Paul hatte keine Chance. John McCain wird für die Republikaner im Präsidentschaftswahlkampf antreten …

… und wenn er gewählt wird, wird er das Unheil fortsetzen, das Bush angerichtet hat. Mir ging es nicht darum, die Republikaner zu unterstützen, sondern darum, in beiden Lagern auf die vernünftigsten Leute zu zeigen.

Und wer ist das aufseiten der Demokraten?

Natürlich steht bei den Demokraten Barack Obama für diesen Wechsel – und ich unterstütze ihn genauso.

Barack Obama symbolisiert eine neue Aufbruchstimmung. Kann daraus denn tatsächlich „Wechsel“ folgen?

Eines steht zumindest fest: So viele Menschen wie heute waren in den letzten 30 Jahren in den USA nicht mehr politisch aktiv. Die Politik von Paul oder Obama interessiert mich nur begrenzt. Was mich aber interessiert, ist, dass eine Menge junger Menschen in den USA wieder engagiert ihre Meinung vertritt –und ihre Zukunft selbst in die Hand nimmt.

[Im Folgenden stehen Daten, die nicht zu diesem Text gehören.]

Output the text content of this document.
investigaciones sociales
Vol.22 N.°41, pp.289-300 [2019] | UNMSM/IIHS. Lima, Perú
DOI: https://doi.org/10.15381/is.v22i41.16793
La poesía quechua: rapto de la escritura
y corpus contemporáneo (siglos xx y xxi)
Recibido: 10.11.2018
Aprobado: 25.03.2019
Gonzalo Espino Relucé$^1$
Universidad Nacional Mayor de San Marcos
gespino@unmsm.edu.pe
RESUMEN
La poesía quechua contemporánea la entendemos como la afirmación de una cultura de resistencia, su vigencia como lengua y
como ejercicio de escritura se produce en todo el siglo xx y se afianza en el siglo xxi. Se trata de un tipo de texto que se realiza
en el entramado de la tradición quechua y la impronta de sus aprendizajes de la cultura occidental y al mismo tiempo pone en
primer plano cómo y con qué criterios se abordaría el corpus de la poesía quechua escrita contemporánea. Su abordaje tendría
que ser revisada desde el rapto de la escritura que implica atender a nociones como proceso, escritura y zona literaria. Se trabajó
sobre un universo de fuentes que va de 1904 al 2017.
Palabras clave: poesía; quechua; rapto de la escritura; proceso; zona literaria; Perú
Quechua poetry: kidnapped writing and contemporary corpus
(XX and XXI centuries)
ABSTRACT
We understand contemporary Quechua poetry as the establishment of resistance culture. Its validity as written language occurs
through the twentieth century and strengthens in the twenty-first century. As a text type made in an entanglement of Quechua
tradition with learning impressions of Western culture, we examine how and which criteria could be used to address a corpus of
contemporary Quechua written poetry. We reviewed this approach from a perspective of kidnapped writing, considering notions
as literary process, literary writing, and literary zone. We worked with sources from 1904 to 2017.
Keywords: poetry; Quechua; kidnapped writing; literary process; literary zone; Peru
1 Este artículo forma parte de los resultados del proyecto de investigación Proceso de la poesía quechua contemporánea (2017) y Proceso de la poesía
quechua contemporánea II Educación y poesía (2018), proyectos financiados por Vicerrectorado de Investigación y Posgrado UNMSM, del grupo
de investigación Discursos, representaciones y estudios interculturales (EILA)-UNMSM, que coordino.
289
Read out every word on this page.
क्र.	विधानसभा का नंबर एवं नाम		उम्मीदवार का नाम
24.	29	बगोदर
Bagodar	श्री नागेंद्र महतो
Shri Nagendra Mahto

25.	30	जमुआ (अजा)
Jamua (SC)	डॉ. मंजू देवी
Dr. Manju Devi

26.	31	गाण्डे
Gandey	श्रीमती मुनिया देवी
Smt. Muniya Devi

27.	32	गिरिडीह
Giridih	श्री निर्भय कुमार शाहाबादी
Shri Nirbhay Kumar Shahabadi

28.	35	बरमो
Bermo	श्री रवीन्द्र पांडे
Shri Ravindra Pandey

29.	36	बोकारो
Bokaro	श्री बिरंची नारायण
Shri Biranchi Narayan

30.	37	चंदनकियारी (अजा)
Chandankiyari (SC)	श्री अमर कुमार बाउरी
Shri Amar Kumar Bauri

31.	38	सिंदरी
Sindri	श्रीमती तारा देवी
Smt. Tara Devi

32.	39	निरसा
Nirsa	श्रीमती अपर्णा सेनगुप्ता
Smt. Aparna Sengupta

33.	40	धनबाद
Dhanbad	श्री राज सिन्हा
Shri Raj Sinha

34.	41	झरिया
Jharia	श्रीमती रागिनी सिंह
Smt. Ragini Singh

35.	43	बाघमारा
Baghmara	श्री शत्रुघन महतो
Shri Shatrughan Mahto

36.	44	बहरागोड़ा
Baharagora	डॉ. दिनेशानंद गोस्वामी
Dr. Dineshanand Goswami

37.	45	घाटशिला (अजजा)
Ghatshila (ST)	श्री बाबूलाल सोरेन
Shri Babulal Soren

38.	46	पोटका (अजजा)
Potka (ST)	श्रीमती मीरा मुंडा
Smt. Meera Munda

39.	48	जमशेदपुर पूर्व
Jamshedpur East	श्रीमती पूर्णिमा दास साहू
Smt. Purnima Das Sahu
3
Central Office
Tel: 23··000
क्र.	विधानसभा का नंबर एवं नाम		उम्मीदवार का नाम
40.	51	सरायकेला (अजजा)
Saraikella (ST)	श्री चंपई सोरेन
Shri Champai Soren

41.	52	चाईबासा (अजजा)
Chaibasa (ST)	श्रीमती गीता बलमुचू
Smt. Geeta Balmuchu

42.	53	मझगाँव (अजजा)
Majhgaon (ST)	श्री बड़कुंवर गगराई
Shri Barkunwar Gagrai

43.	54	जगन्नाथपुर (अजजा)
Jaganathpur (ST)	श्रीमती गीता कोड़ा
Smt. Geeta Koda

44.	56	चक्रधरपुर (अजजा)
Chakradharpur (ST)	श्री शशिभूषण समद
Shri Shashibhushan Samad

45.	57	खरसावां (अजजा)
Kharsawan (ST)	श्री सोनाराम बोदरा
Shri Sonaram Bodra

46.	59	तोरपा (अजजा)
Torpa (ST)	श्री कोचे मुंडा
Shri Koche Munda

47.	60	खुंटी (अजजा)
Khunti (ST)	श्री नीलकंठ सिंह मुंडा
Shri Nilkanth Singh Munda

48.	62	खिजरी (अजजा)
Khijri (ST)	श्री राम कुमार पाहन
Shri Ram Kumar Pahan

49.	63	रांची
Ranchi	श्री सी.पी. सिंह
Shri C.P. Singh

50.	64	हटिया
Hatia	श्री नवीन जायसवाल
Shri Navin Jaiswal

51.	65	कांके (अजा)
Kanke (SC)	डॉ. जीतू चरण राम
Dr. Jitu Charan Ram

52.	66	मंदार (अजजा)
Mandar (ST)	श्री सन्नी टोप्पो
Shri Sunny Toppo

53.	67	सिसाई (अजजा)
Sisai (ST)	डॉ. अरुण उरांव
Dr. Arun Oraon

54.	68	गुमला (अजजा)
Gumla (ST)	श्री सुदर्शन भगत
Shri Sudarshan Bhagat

Das ist großartig. Und ich bin Bush dankbar dafür, dass er das geschafft hat.

Barack Obama mobilisiert Menschen für seine Kampagne. Von einer Widerstandsbewegung auf Washingtons Straßen lässt sich nur begrenzt reden …

Der Protest spielt sich auch nicht in Washington ab, sondern in den Häusern der Menschen, in den Debatten unter Jugendlichen. Er trägt sich durch ihre Klassenräume und durchs Internet. Die Jugend in den USA hat wieder zu ihren kritischen Fragen gefunden: Sie fragt nach dem Klimawandel, nach den Toten im Irak, nach der Demokratie in ihrem Land. Dieser Protest funktioniert effektiv, aber leise. Und das ist der Grund, warum so viele Menschen ihn nicht sehen können. Sie suchen etwas, das ihnen bekannt vorkommt. Aber was heute in den USA geschieht, ist uns nicht bekannt. Die Idee ist uns vertraut, aber die Form ist neu. Dennoch: Ich halte das für eine neue Protestkultur.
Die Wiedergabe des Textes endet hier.